The Parkside Hotel & Spa is a city-center hotel that has long been at the forefront of sustainable tourism, it was built in 2009 to LEED Platinum Standards, the first LEED building in Canada. The hotel sits on the unceded territory of the Lekwungen people, the Songhees and Esquimalt First Nations, and recognizes that heritage is an important part of the community’s sense of pride and belonging. The hotel has worked for decades on the careful process of blending “modern times” with traditional customs, ensuring that the unique character and identity of the Lekwungen people are not lost.
Another great example is Arenas Del Mar on Costa Rica’s Pacific Coast. “Sustainability is more than being green, it is also community impact,” explains Hans Pfister, co-founder of the Cayuga Collection, which includes Beyond Green’s Arenas Del Mar.

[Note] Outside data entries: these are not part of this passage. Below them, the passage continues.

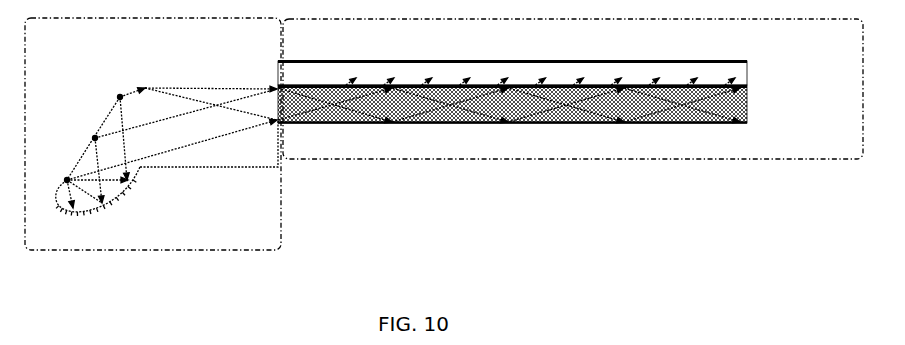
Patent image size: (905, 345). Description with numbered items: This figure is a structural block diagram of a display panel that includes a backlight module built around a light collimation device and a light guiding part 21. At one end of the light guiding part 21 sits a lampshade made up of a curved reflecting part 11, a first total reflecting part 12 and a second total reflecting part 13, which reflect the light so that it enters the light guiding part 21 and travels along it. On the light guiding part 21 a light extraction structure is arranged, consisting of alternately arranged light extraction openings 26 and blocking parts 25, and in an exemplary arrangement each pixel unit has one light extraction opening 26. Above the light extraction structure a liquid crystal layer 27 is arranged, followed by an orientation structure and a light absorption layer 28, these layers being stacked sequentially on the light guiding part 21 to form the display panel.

The curved reflecting part 11 is at (122, 192).
The first total reflecting part 12 is at (107, 115).
The second total reflecting part 13 is at (222, 87).
The light guiding part 21 is at (337, 107).
The blocking parts 25 is at (747, 87).
The light extraction openings 26 is at (745, 105).
The liquid crystal layer 27 is at (741, 70).
The light absorption layer 28 is at (747, 61).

The resort pioneered the Dock-to-Dish program in Central America. This cooperative program connects the resort’s chefs directly with a group of artisanal Quepos-based fishermen, which eliminates the need for imported seafood and provides income for local fishermen. Chefs love the abundance of low-carbon, sustainable seafood, but because it is impossible to predict what the ocean will yield on any given day, they need to be flexible and take on the challenge to create dishes based on each day’s catch. The happy result is an ever-changing menu spotlighting the freshest, most local seafood, delivered directly from boat to kitchen to table, to the delight of resort guests.
Additionally, Hans says, “human resource” is the most important pillar of their businesses, “we work with 100% locals.” From the gardeners to the general managers, staff members come from Quepos and the surrounding regions. Through training and education, there are many opportunities for employees to move up through the ranks to become managers in their departments. Providing people from rural and coastal areas with high-quality jobs and a career path supports the local economy and keeps families rooted in the community and culture.
At Hidden India Mahavan, a carbon-negative luxury lodge in Kanha National Park deep within the “tiger heartland of the world,” works in its local community to extend its efforts to health, education, and safety initiatives. In addition to building health clinics in 56 surrounding villages and developing alternative fuel sources that protect the community and the forests, they brought electricity into the schools, sponsor local artists who document the heritage of the community, and regularly invite global artists to visit local schools and instill a love of art in the students.
Dr. Latika Nath is a conservation ecologist, photographer, and the founder of Hidden India Mahavan. She has worked with villagers and local governments for more than 35 years to reduce direct human-wildlife conflict. A team in ATVs provided by Hidden India patrols the reserve and identifies snares, catches poachers, and monitors wildlife. Local youth are recruited and trained, then employed to perform these tasks.
The Hidden India Young Conservationist Program, Chota Varankshak, invites school-age guests to interact with local school children, introduces them to the fauna and flora of the region and wildlife conservation, and teaches them to identify and read jungle signs and to track. Beyond providing one of the purest forms of cultural exchange, the goal, says Lakita, is to make every child that stays with them a guardian of the Blue Planet.